When morphology is ambiguous — and it often is — the data that can definitively resolve "is the LBB being captured?" is not in the device interrogation report. Resolution requires:

  1. Intra-procedural 12-lead with output decremental testing. Did V6 R-wave peak time abruptly shorten at any output? Did QRS morphology transition? Did the V1 terminal R appear or disappear with output changes? The implanting operator's procedure note should document this.
  2. A current 12-lead at the programmed output, with precise measurement of paced QRS duration and V6 R-wave peak time. A bedside rhythm strip is not sufficient; a properly recorded 12-lead is.
  3. Threshold testing with simultaneous 12-lead recording. The gold standard for confirming LBB capture in the follow-up setting is watching the morphology change at the bundle's capture threshold, comparing it to the device-reported myocardial threshold.
  4. Programmed amplitude consideration. If true LBB capture requires a higher output than the standard programmed setting, the decision matrix becomes: reprogram to a higher output (with battery cost), accept LV septal capture (preserves longevity, less optimal physiology), or consider lead revision.

Clinical takeaways

Telemetry confirms the lead, not the capture target. A normal interrogation report — stable impedance, low threshold, healthy battery, no alerts — confirms the electrical integrity of the lead-myocardium contract. It does not confirm what tissue is being captured. That question requires surface ECG analysis.

The terminal S-wave in V5–V6 is not inherently a failure marker. A small terminal S riding on top of a dominant R wave is part of the expected RBBB-like morphology of successful non-selective LBB capture. The features that distinguish success from failure are the height of the preceding R, the V1 morphology, the V6 R-wave peak time, the frontal axis, and the QRS duration — taken together.

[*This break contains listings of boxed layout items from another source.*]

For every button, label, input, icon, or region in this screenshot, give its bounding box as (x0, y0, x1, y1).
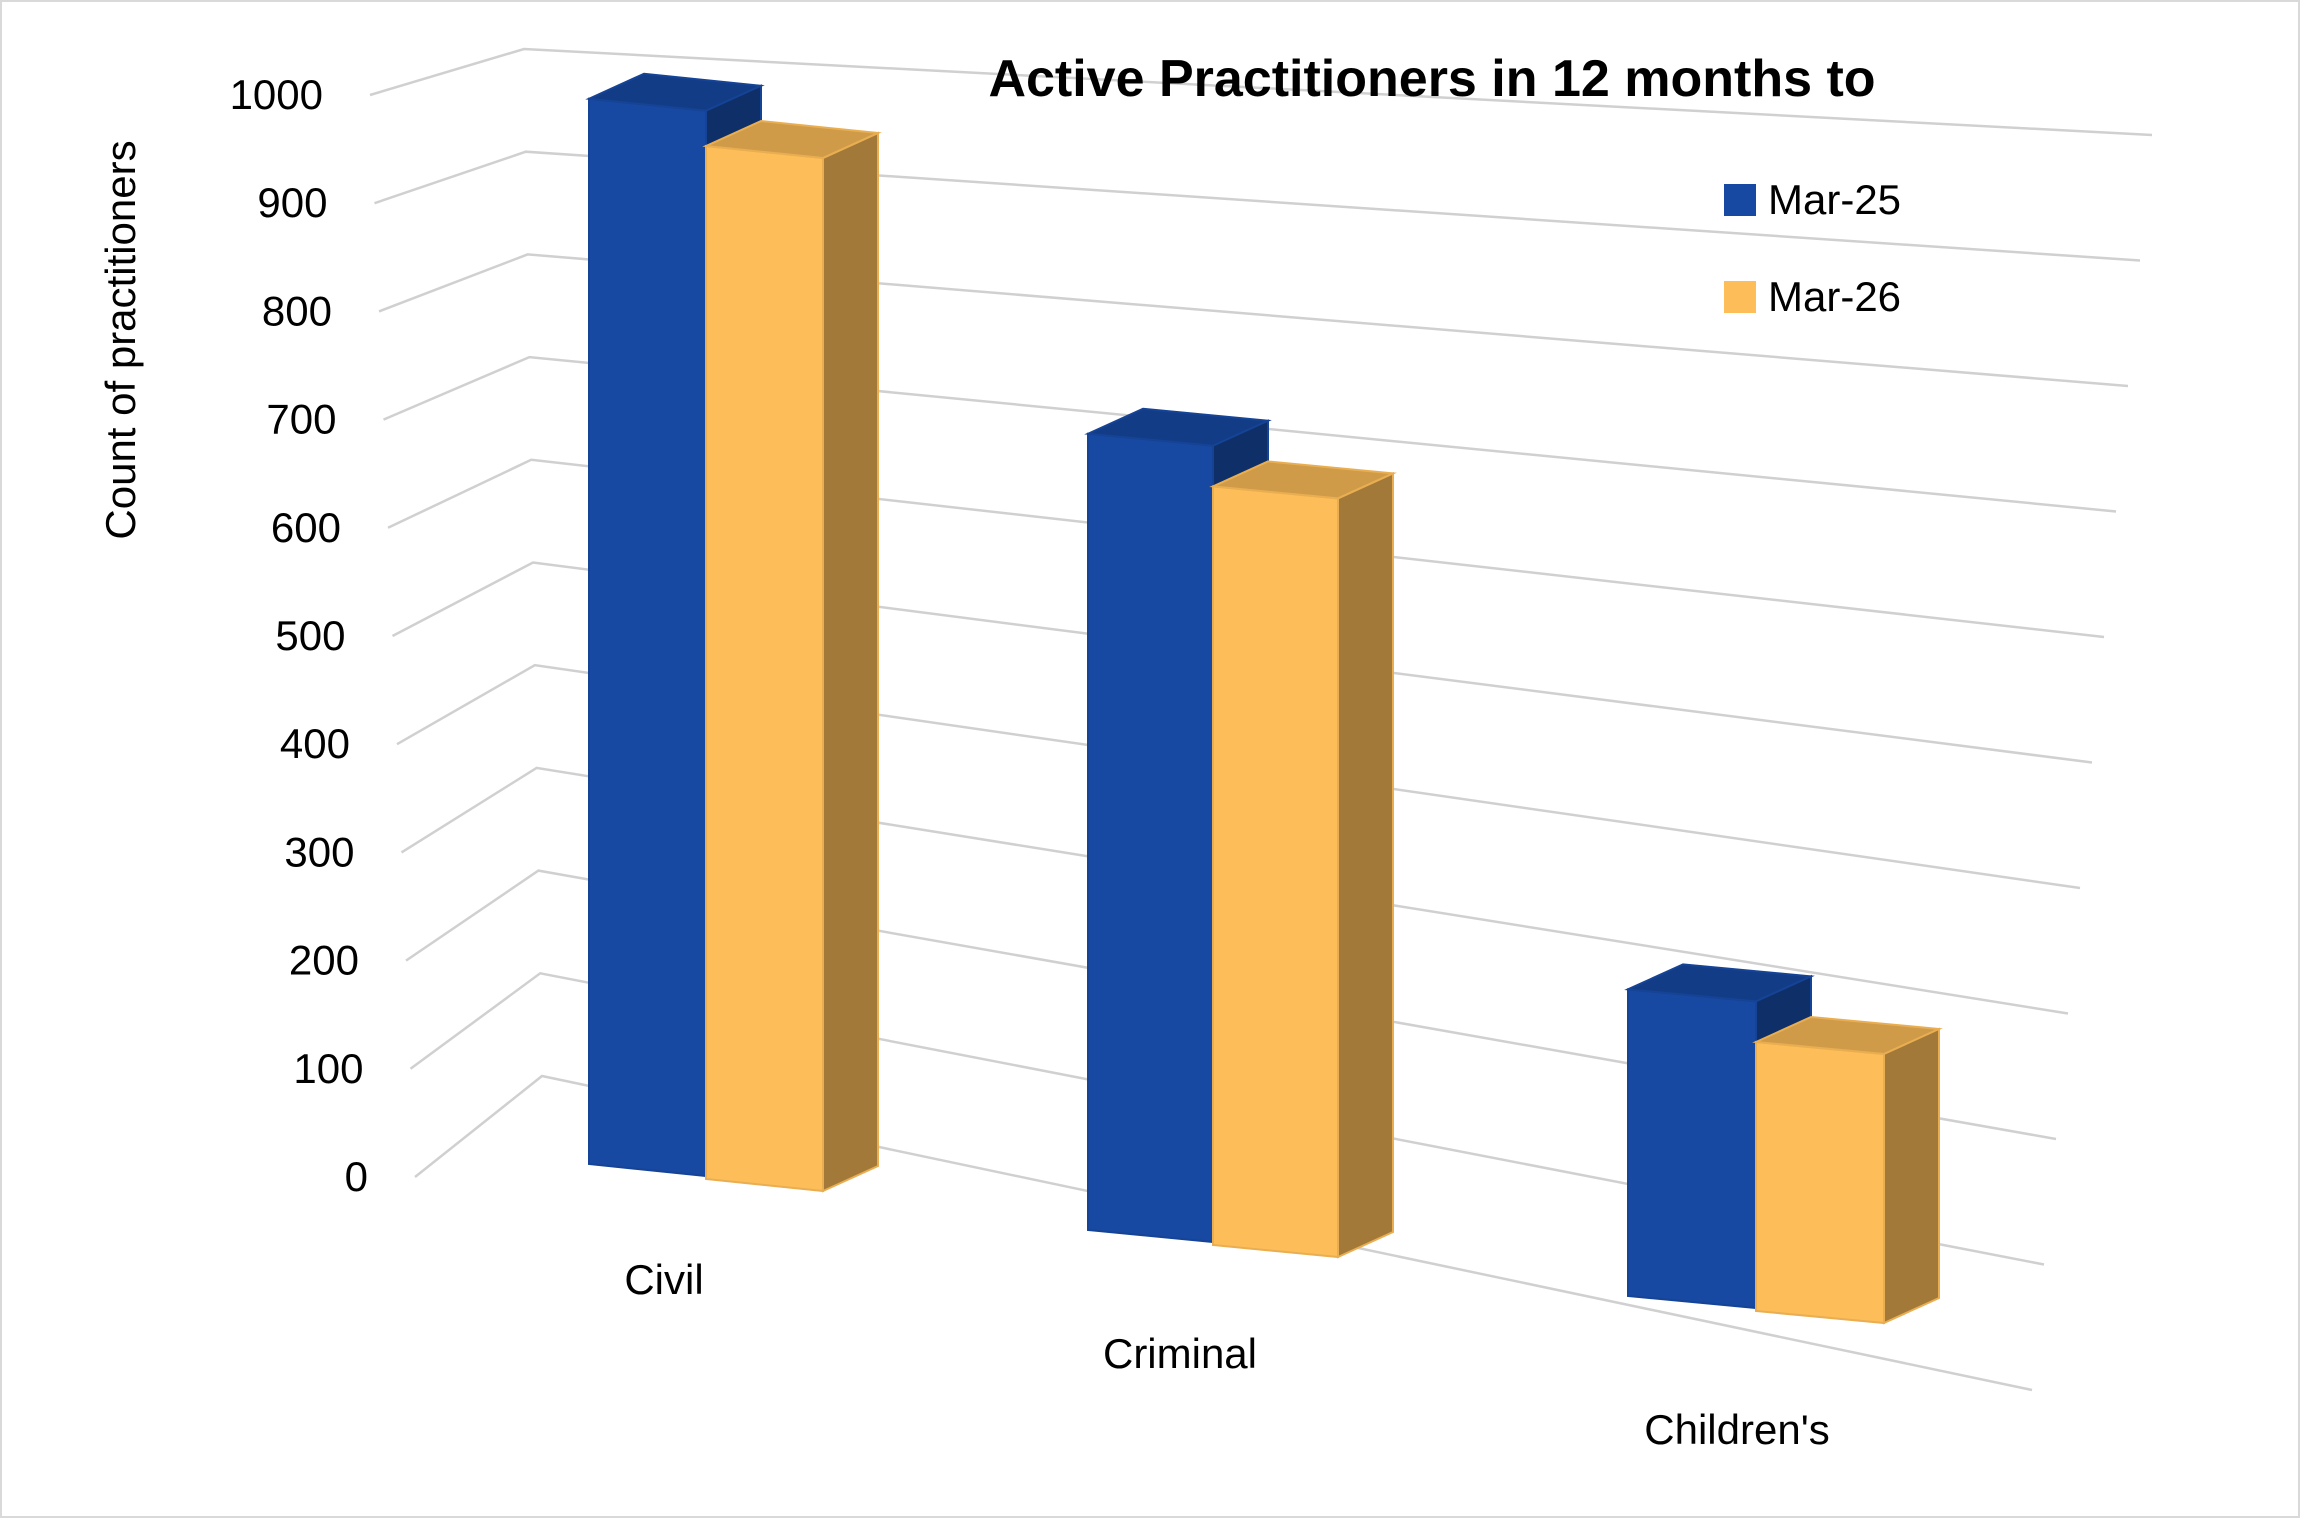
bars (585, 72, 1943, 1325)
bar-side-Mar-26-Children's (1883, 1027, 1940, 1325)
gridline-300 (400, 766, 2069, 1015)
bar-side-Mar-26-Criminal (1337, 471, 1394, 1259)
y-tick-label: 600 (271, 504, 341, 551)
legend-swatch (1724, 281, 1756, 313)
y-axis-title: Count of practitioners (97, 140, 144, 539)
gridline-700 (383, 355, 2117, 513)
bar-Mar-25-Criminal (1087, 432, 1214, 1244)
legend-swatch (1724, 184, 1756, 216)
y-tick-label: 900 (257, 179, 327, 226)
bar-side-Mar-26-Civil (822, 131, 879, 1193)
y-tick-label: 0 (345, 1153, 368, 1200)
bar-Mar-25-Civil (588, 97, 707, 1178)
y-tick-label: 100 (293, 1045, 363, 1092)
legend: Mar-25 Mar-26 (1724, 176, 1901, 320)
bar-Mar-26-Criminal (1212, 485, 1339, 1259)
legend-label: Mar-26 (1768, 273, 1901, 320)
y-tick-label: 300 (284, 828, 354, 875)
category-labels: Civil Criminal Children's (624, 1256, 1829, 1453)
gridline-200 (405, 869, 2057, 1141)
gridline-100 (409, 971, 2045, 1266)
chart-title: Active Practitioners in 12 months to (988, 50, 1875, 108)
gridline-400 (396, 663, 2081, 890)
x-category-label: Criminal (1103, 1330, 1257, 1377)
y-tick-labels: 0 100 200 300 400 500 600 700 800 900 1000 (230, 71, 368, 1200)
y-tick-label: 800 (262, 287, 332, 334)
gridline-800 (378, 253, 2129, 388)
gridline-500 (391, 561, 2093, 764)
y-tick-label: 1000 (230, 71, 323, 118)
bar-Mar-25-Children's (1627, 988, 1757, 1310)
bar-Mar-26-Civil (705, 144, 824, 1193)
x-category-label: Children's (1644, 1406, 1829, 1453)
x-category-label: Civil (624, 1256, 703, 1303)
y-tick-label: 200 (289, 937, 359, 984)
y-tick-label: 700 (266, 396, 336, 443)
gridlines (369, 47, 2153, 1392)
y-tick-label: 400 (280, 720, 350, 767)
y-tick-label: 500 (275, 612, 345, 659)
legend-label: Mar-25 (1768, 176, 1901, 223)
gridline-900 (374, 150, 2141, 262)
gridline-0 (414, 1074, 2033, 1392)
gridline-600 (387, 458, 2105, 639)
gridline-1000 (369, 47, 2153, 137)
bar-Mar-26-Children's (1755, 1040, 1885, 1325)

When the morphology is ambiguous, output decremental testing is the resolution. An abrupt morphology transition as output is reduced is the surface-ECG fingerprint of a real LBB capture threshold. Its presence confirms the bundle was being engaged at higher output. Its absence across the achievable range suggests deep septal capture without bundle recruitment, regardless of how clean the device telemetry looks.

The therapeutic benefit of LBBAP — reverse remodeling, narrower QRS, restored synchrony in pacing-dependent patients — depends on actually capturing the bundle, not merely on placing a lead in the septum. Confirming that capture is occurring, and at what output, is part of the procedure's clinical follow-through. The device cannot do this for the clinician. The 12-lead can, when read with the right framework.